Seasonal trends of dry and bulk concentration of nitrogen compounds over a rain forest in Ghana

F. Fattore, T. Bertolini, S. Materia, S. Gualdi, A. Thongo M'Bou, G. Nicolini, R. Valentini, A. De Grandcourt, D. Tedesco, and S. Castaldi

Abstract. African tropical forests of the equatorial belt might receive significant input of extra nitrogen derived from biomass burning occurring in the north savanna belt and transported equatorward by northeastern winds. In order to test this hypothesis an experiment was set up in a tropical rain forest in the Ankasa Game Reserve and Nini-Suhien National Park (Ghana) aimed at quantifying magnitude and seasonal variability of concentrations of N compounds, present as gas and aerosol (dry nitrogen) or in the rainfall (bulk nitrogen), over the studied forest; and relating their seasonal variability to trends of local and regional winds and rainfall and to variations of fire events in the region. Three DELTA systems, implemented for monthly measurements of NO2, were mounted over a tower at 45 m height, 20 m above forest canopy to sample gas (NH3, NO2, HNO3, HCl, SO2) and aerosol (NH4+, NO3, and several ions), together with three tanks for bulk rainfall collection (to analyze NH4+, NO3 and ion concentration). The tower was provided with a sonic anemometer to estimate local wind data. The experiment started in October 2011 and data up to October 2012 are presented. To interpret the observed seasonal trends of measured compounds, local and regional meteo data and regional satellite fire data were analyzed. The concentration of N compounds significantly increased from December to April, during the drier period, peaking from December to February when NE winds (the Harmattan) were moving dry air masses over the west-central African region, and the Intertropical Convergence Zone (ITCZ) was at its minimum latitude over the Equator. This period also coincided with fire peaks in the whole region.
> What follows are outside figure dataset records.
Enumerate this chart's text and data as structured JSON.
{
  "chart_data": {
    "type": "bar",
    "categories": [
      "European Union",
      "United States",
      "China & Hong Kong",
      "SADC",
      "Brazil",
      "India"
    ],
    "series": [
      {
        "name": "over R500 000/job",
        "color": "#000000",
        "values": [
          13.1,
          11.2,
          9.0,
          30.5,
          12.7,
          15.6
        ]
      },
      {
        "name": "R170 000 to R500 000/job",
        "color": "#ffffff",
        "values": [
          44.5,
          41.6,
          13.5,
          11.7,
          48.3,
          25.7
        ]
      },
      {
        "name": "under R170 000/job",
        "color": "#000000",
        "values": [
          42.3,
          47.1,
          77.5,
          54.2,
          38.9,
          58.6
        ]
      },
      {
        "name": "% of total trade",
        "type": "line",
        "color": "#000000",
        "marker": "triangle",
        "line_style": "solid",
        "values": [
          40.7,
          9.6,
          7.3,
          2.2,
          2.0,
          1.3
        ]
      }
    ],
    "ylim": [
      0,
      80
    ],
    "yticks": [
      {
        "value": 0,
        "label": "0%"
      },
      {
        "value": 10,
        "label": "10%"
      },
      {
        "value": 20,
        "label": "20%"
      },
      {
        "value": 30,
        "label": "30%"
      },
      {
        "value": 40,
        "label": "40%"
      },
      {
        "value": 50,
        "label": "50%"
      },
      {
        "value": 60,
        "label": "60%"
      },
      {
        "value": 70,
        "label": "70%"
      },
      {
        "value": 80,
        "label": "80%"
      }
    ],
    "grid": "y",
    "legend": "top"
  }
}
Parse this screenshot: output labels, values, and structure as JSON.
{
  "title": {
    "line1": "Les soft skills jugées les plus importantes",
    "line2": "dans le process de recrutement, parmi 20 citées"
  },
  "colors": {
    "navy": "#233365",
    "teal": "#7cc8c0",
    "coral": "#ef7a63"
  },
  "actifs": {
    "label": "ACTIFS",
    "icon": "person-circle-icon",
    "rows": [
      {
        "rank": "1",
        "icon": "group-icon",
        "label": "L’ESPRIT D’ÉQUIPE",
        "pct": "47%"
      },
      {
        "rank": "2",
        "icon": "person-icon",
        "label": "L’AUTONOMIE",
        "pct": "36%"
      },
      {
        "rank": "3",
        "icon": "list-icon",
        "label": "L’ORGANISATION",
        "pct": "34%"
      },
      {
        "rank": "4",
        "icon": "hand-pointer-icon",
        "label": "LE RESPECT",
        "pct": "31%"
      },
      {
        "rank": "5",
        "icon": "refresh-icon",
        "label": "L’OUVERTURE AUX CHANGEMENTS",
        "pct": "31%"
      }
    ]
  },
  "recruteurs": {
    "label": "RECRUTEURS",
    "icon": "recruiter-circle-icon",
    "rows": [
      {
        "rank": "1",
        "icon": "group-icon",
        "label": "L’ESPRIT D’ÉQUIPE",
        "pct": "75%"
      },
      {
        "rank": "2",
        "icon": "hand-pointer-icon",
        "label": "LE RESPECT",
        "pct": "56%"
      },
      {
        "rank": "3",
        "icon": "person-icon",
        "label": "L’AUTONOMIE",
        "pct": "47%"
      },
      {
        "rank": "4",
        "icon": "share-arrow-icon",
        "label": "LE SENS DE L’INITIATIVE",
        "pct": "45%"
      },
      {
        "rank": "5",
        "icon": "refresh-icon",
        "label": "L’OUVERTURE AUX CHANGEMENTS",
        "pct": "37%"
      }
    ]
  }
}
On the contrary, N concentration in gas, aerosol and rain decreased from May to October when prevalent winds arrived from the sea (southeast), during the monsoon period. Both ionic compositions of rain and analysis of local wind direction showed a significant and continuous presence of see breeze at site. The ionic composition of rainwater resulted much closer to seawater and poorer in N compounds from May to October.